Index: Embed small chunks (256 tokens) for precise matching
Return: The parent chunk (1024+ tokens) for richer context

20.3 Agentic Memory¶

Short-Term vs. Long-Term Memory¶

Memory Type	Stored in	Lifetime	Example
Working memory	LLM context window	Single turn	Current conversation
Short-term memory	Vector DB (session-scoped)	Conversation	Chat history embeddings
Long-term memory	Vector DB (persistent)	Permanent	User preferences, facts
Episodic memory	Vector DB + metadata	Permanent	Past interactions

Memory Architecture for Agents¶

flowchart TB
    Agent --> WM["Working Memory<br/>Context Window"]
    Agent --> STM["Short-Term<br/>Session Vector DB"]
    Agent --> LTM["Long-Term<br/>Persistent Vector DB"]
    Agent --> Tools[External Tools]
    STM --> LTM

20.4 Evaluation Frameworks¶

RAG Evaluation Metrics¶

Metric	Measures	Formula
Faithfulness	Is the answer grounded in retrieved context?	$\frac{\text{claims supported by context}}{\text{total claims}}$
Answer Relevancy	Does the answer address the query?	$\text{cos}(\text{embed}(q), \text{embed}(a))$
Context Precision	Are retrieved chunks relevant?	$\text{precision@}k$ with LLM-judged relevance
Context Recall	Are all needed chunks retrieved?	$\frac{\text{relevant retrieved}}{\text{total relevant}}$

LLM-as-Judge¶

Use a strong LLM to evaluate retrieval and generation quality:

Given the question: {question}
And the retrieved context: {context}
And the generated answer: {answer}

Rate faithfulness (1-5): Is every claim in the answer
supported by the context?

Frameworks¶

Framework	Type	Key Feature
RAGAS	Python library	Automatic metrics (faithfulness, relevancy)
LangSmith	Platform	Tracing + evaluation
DeepEval	Python library	Unit tests for LLM outputs
TruLens	Python library	Feedback functions

20.5 Context Window Management¶

With growing context windows (128K–1M tokens), do we still need RAG?

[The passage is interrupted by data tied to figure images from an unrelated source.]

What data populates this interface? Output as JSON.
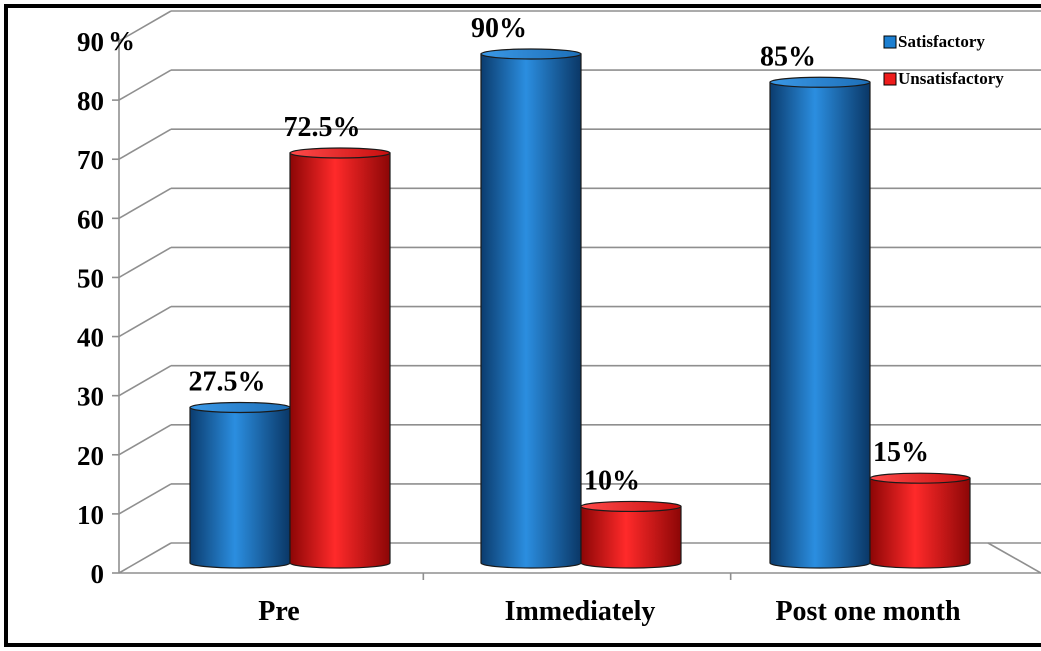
{
  "chart_data": {
    "type": "bar",
    "y_unit": "%",
    "ylim": [
      0,
      90
    ],
    "yticks": [
      0,
      10,
      20,
      30,
      40,
      50,
      60,
      70,
      80,
      90
    ],
    "categories": [
      "Pre",
      "Immediately",
      "Post one month"
    ],
    "series": [
      {
        "name": "Satisfactory",
        "color": "#1c7fd1",
        "values": [
          27.5,
          90,
          85
        ],
        "labels": [
          "27.5%",
          "90%",
          "85%"
        ]
      },
      {
        "name": "Unsatisfactory",
        "color": "#ee1c1c",
        "values": [
          72.5,
          10,
          15
        ],
        "labels": [
          "72.5%",
          "10%",
          "15%"
        ]
      }
    ],
    "grid": true,
    "legend_position": "top-right",
    "style": "3d-cylinder"
  }
}
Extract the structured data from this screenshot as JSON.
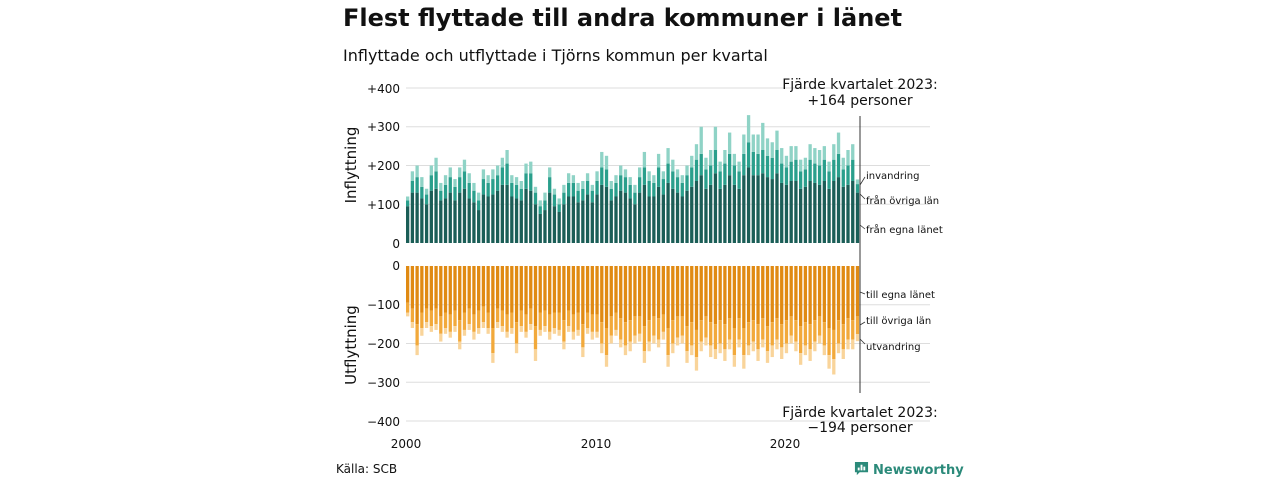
{
  "header": {
    "title": "Flest flyttade till andra kommuner i länet",
    "subtitle": "Inflyttade och utflyttade i Tjörns kommun per kvartal"
  },
  "footer": {
    "source": "Källa: SCB",
    "brand": "Newsworthy"
  },
  "colors": {
    "in_dark": "#1b5e57",
    "in_mid": "#2a9f8c",
    "in_light": "#8fd3c6",
    "out_dark": "#e08a12",
    "out_mid": "#f2a93b",
    "out_light": "#f9d49a",
    "grid": "#dddddd",
    "brand": "#2b8a7a"
  },
  "chart_data": {
    "type": "bar",
    "stacked": true,
    "quarters_start": "2000 Q1",
    "quarters_end": "2023 Q4",
    "x_ticks": [
      "2000",
      "2010",
      "2020"
    ],
    "upper": {
      "ylabel": "Inflyttning",
      "ylim": [
        0,
        400
      ],
      "y_ticks": [
        "+400",
        "+300",
        "+200",
        "+100",
        "0"
      ],
      "series_labels": [
        "invandring",
        "från övriga län",
        "från egna länet"
      ],
      "annotation": [
        "Fjärde kvartalet 2023:",
        "+164 personer"
      ],
      "total": [
        120,
        185,
        200,
        170,
        140,
        200,
        220,
        155,
        175,
        195,
        165,
        195,
        215,
        180,
        155,
        130,
        190,
        175,
        190,
        200,
        220,
        240,
        175,
        170,
        160,
        205,
        210,
        145,
        110,
        130,
        195,
        140,
        115,
        150,
        180,
        175,
        155,
        160,
        180,
        150,
        185,
        235,
        225,
        160,
        175,
        200,
        190,
        170,
        150,
        195,
        235,
        185,
        175,
        230,
        185,
        245,
        215,
        190,
        175,
        200,
        225,
        255,
        300,
        220,
        240,
        300,
        210,
        240,
        285,
        230,
        210,
        280,
        330,
        280,
        280,
        310,
        270,
        260,
        290,
        245,
        225,
        250,
        250,
        215,
        220,
        255,
        245,
        240,
        250,
        210,
        255,
        285,
        220,
        240,
        255,
        164
      ],
      "from_own_county": [
        95,
        130,
        130,
        115,
        100,
        135,
        140,
        110,
        115,
        130,
        110,
        130,
        140,
        115,
        105,
        85,
        125,
        120,
        125,
        135,
        150,
        150,
        120,
        115,
        110,
        140,
        135,
        100,
        75,
        85,
        130,
        95,
        80,
        100,
        120,
        120,
        105,
        110,
        125,
        105,
        125,
        150,
        145,
        110,
        120,
        135,
        130,
        115,
        100,
        130,
        150,
        120,
        120,
        145,
        125,
        155,
        140,
        130,
        120,
        135,
        145,
        160,
        175,
        140,
        150,
        180,
        140,
        150,
        175,
        150,
        140,
        175,
        195,
        175,
        175,
        180,
        170,
        165,
        180,
        155,
        150,
        160,
        160,
        140,
        145,
        160,
        155,
        150,
        160,
        140,
        160,
        170,
        145,
        150,
        160,
        130
      ],
      "from_other_counties": [
        15,
        30,
        40,
        30,
        25,
        40,
        45,
        25,
        35,
        40,
        35,
        40,
        45,
        40,
        30,
        25,
        40,
        35,
        40,
        40,
        45,
        55,
        35,
        35,
        30,
        40,
        45,
        30,
        20,
        25,
        40,
        30,
        20,
        30,
        35,
        35,
        30,
        30,
        35,
        30,
        35,
        45,
        45,
        30,
        35,
        40,
        40,
        35,
        30,
        40,
        45,
        40,
        35,
        50,
        40,
        50,
        45,
        40,
        35,
        40,
        50,
        55,
        55,
        50,
        50,
        60,
        45,
        55,
        55,
        50,
        45,
        55,
        65,
        60,
        55,
        60,
        55,
        55,
        60,
        50,
        45,
        50,
        55,
        45,
        45,
        55,
        50,
        50,
        55,
        45,
        55,
        60,
        45,
        50,
        55,
        22
      ],
      "immigration": [
        10,
        25,
        30,
        25,
        15,
        25,
        35,
        20,
        25,
        25,
        20,
        25,
        30,
        25,
        20,
        20,
        25,
        20,
        25,
        25,
        25,
        35,
        20,
        20,
        20,
        25,
        30,
        15,
        15,
        20,
        25,
        15,
        15,
        20,
        25,
        20,
        20,
        20,
        20,
        15,
        25,
        40,
        35,
        20,
        20,
        25,
        20,
        20,
        20,
        25,
        40,
        25,
        20,
        35,
        20,
        40,
        30,
        20,
        20,
        25,
        30,
        40,
        70,
        30,
        40,
        60,
        25,
        35,
        55,
        30,
        25,
        50,
        70,
        45,
        50,
        70,
        45,
        40,
        50,
        40,
        30,
        40,
        35,
        30,
        30,
        40,
        40,
        40,
        35,
        25,
        40,
        55,
        30,
        40,
        40,
        12
      ]
    },
    "lower": {
      "ylabel": "Utflyttning",
      "ylim": [
        -400,
        0
      ],
      "y_ticks": [
        "0",
        "−100",
        "−200",
        "−300",
        "−400"
      ],
      "series_labels": [
        "till egna länet",
        "till övriga län",
        "utvandring"
      ],
      "annotation": [
        "Fjärde kvartalet 2023:",
        "−194 personer"
      ],
      "total": [
        130,
        160,
        230,
        180,
        160,
        170,
        165,
        195,
        175,
        185,
        170,
        215,
        180,
        165,
        190,
        175,
        160,
        175,
        250,
        160,
        170,
        185,
        175,
        225,
        170,
        185,
        165,
        245,
        180,
        170,
        190,
        175,
        180,
        215,
        170,
        190,
        180,
        235,
        175,
        190,
        185,
        225,
        260,
        200,
        180,
        210,
        230,
        220,
        200,
        195,
        250,
        220,
        200,
        210,
        190,
        260,
        225,
        205,
        200,
        250,
        230,
        270,
        220,
        205,
        235,
        240,
        225,
        245,
        215,
        260,
        210,
        265,
        230,
        220,
        245,
        210,
        250,
        235,
        215,
        240,
        225,
        200,
        220,
        255,
        230,
        245,
        220,
        200,
        230,
        265,
        280,
        225,
        240,
        215,
        215,
        194
      ],
      "to_own_county": [
        95,
        110,
        150,
        120,
        110,
        115,
        110,
        130,
        120,
        125,
        115,
        140,
        120,
        110,
        125,
        115,
        105,
        120,
        160,
        110,
        115,
        125,
        120,
        145,
        115,
        125,
        110,
        155,
        120,
        115,
        125,
        120,
        120,
        140,
        115,
        125,
        120,
        150,
        120,
        125,
        125,
        145,
        160,
        130,
        120,
        135,
        145,
        140,
        130,
        130,
        155,
        140,
        130,
        135,
        125,
        160,
        140,
        130,
        130,
        155,
        145,
        165,
        140,
        130,
        145,
        150,
        140,
        150,
        135,
        160,
        135,
        160,
        145,
        140,
        150,
        135,
        155,
        145,
        135,
        150,
        140,
        130,
        140,
        155,
        145,
        150,
        140,
        130,
        145,
        160,
        165,
        140,
        150,
        135,
        140,
        130
      ],
      "to_other_counties": [
        25,
        35,
        55,
        40,
        35,
        40,
        40,
        45,
        40,
        45,
        40,
        55,
        45,
        40,
        45,
        45,
        40,
        40,
        65,
        35,
        40,
        45,
        40,
        55,
        40,
        45,
        40,
        60,
        45,
        40,
        45,
        40,
        45,
        55,
        40,
        45,
        45,
        60,
        40,
        45,
        45,
        55,
        70,
        50,
        45,
        55,
        60,
        55,
        50,
        45,
        65,
        55,
        50,
        55,
        45,
        70,
        60,
        55,
        50,
        65,
        60,
        70,
        55,
        55,
        60,
        65,
        60,
        65,
        55,
        70,
        55,
        70,
        60,
        55,
        65,
        55,
        65,
        60,
        55,
        60,
        60,
        50,
        55,
        70,
        60,
        65,
        55,
        50,
        60,
        70,
        75,
        60,
        65,
        55,
        50,
        46
      ],
      "emigration": [
        10,
        15,
        25,
        20,
        15,
        15,
        15,
        20,
        15,
        15,
        15,
        20,
        15,
        15,
        20,
        15,
        15,
        15,
        25,
        15,
        15,
        15,
        15,
        25,
        15,
        15,
        15,
        30,
        15,
        15,
        20,
        15,
        15,
        20,
        15,
        20,
        15,
        25,
        15,
        20,
        15,
        25,
        30,
        20,
        15,
        20,
        25,
        25,
        20,
        20,
        30,
        25,
        20,
        20,
        20,
        30,
        25,
        20,
        20,
        30,
        25,
        35,
        25,
        20,
        30,
        25,
        25,
        30,
        25,
        30,
        20,
        35,
        25,
        25,
        30,
        20,
        30,
        30,
        25,
        30,
        25,
        20,
        25,
        30,
        25,
        30,
        25,
        20,
        25,
        35,
        40,
        25,
        25,
        25,
        25,
        18
      ]
    }
  }
}
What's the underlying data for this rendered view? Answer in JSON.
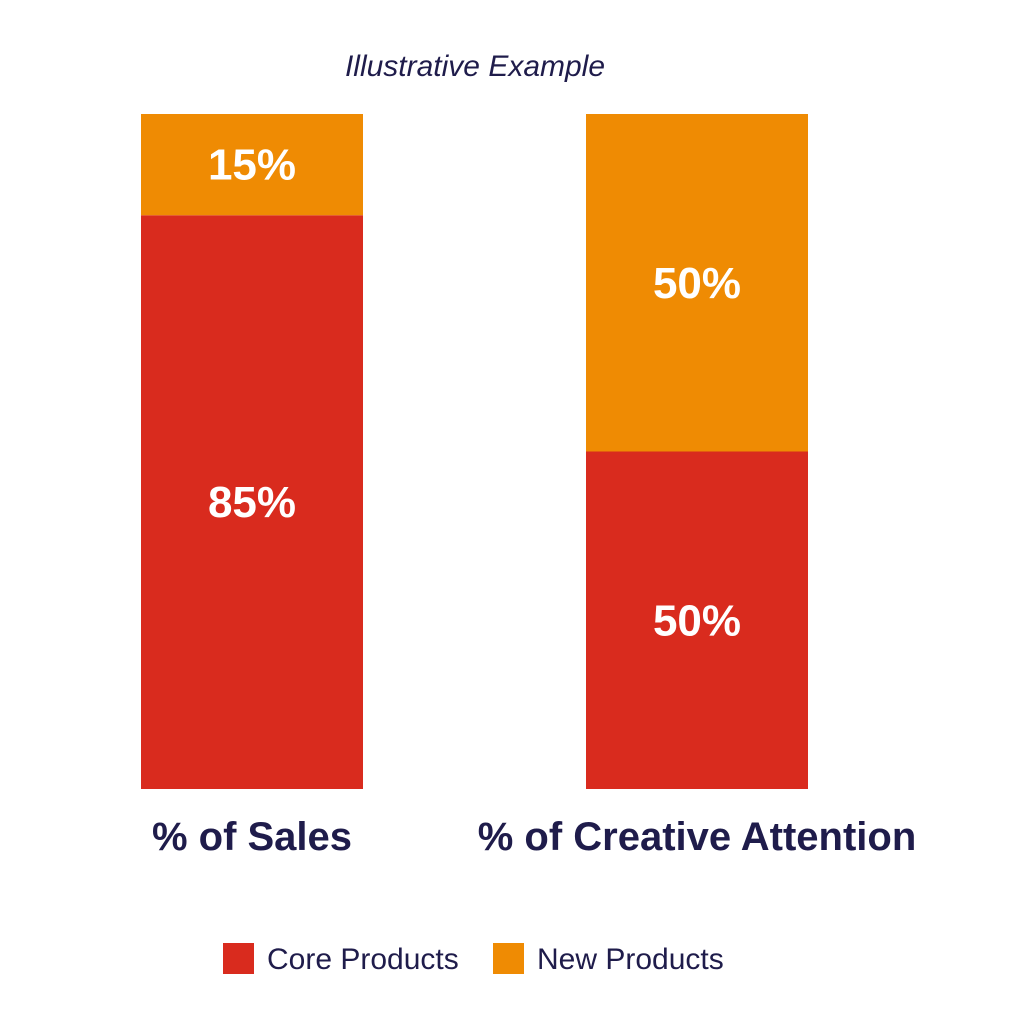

$$ \text{Cost}_{\text{full context}} = O(n^2) \quad \text{vs.} \quad \text{Cost}_{\text{RAG}} = O(k) + O(k^2) $$

	Long Context	RAG
Latency	High (process all tokens)	Low (retrieve k chunks)
Cost	$$$$ (pay per token)	$ (vector search is cheap)
Accuracy	"Lost in the middle" problem	Focused on relevant chunks
Scale	Limited by context window	Unlimited

References¶

Lewis, P., et al. (2020). Retrieval-Augmented Generation for Knowledge-Intensive NLP Tasks. NeurIPS.
Gao, L., et al. (2023). Precise Zero-Shot Dense Retrieval without Relevance Labels (HyDE). ACL.
Es, S., et al. (2023). RAGAS: Automated Evaluation of Retrieval Augmented Generation. arXiv.